Free‐solution electrophoretic separations of DNA–drag‐tag conjugates on glass microchips with no polymer network and no loss of resolution at increased electric field strength

Here, we demonstrate the potential for high‐resolution electrophoretic separations of ssDNA–protein conjugates in borosilicate glass microfluidic chips, with no sieving media and excellent repeatability. Using polynucleotides of two different lengths conjugated to moderately cationic protein polymer drag‐tags, we measured separation efficiency as a function of applied electric field. In excellent agreement with prior theoretical predictions of Slater et al., resolution is found to remain constant as applied field is increased up to 700 V/cm, the highest field we were able to apply. This remarkable result illustrates the fundamentally different physical limitations of free‐solution conjugate electrophoresis (FSCE)‐based DNA separations relative to matrix‐based DNA electrophoresis. ssDNA separations in “gels” have always shown rapidly declining resolution as the field strength is increased; this is especially true for ssDNA > 400 bases in length. FSCE's ability to decouple DNA peak resolution from applied electric field suggests the future possibility of ultra‐rapid FSCE sequencing on chips.
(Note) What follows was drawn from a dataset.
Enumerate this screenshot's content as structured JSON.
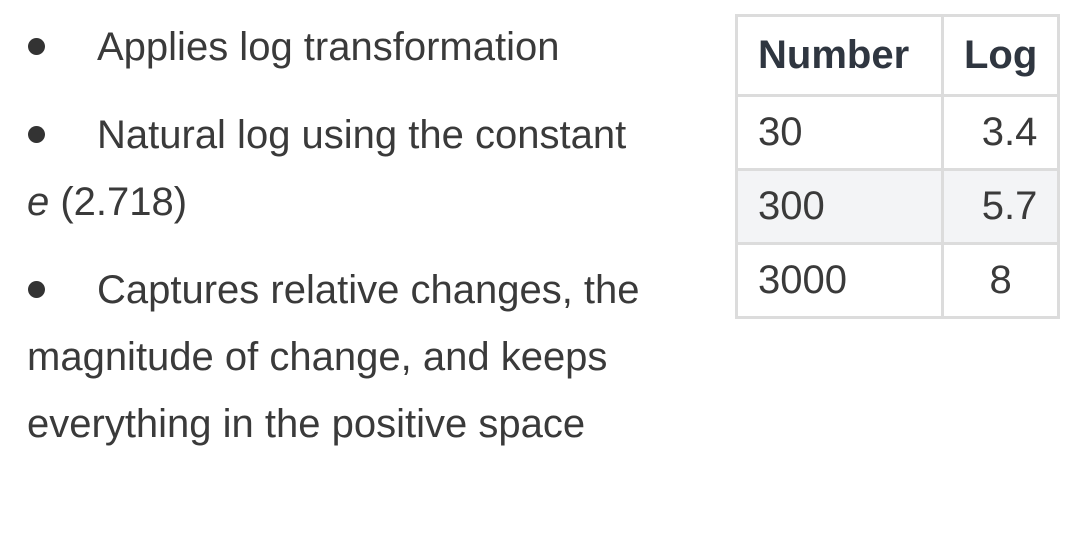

We investigated sources of peak broadening for FSCE separations on borosilicate glass microchips, using six different protein polymer drag‐tags. For drag‐tags with four or more positive charges, electrostatic and adsorptive interactions with poly( N ‐hydroxyethylacrylamide)‐coated microchannel walls led to appreciable band‐broadening, while much sharper peaks were seen for bioconjugates with nearly charge‐neutral protein drag‐tags.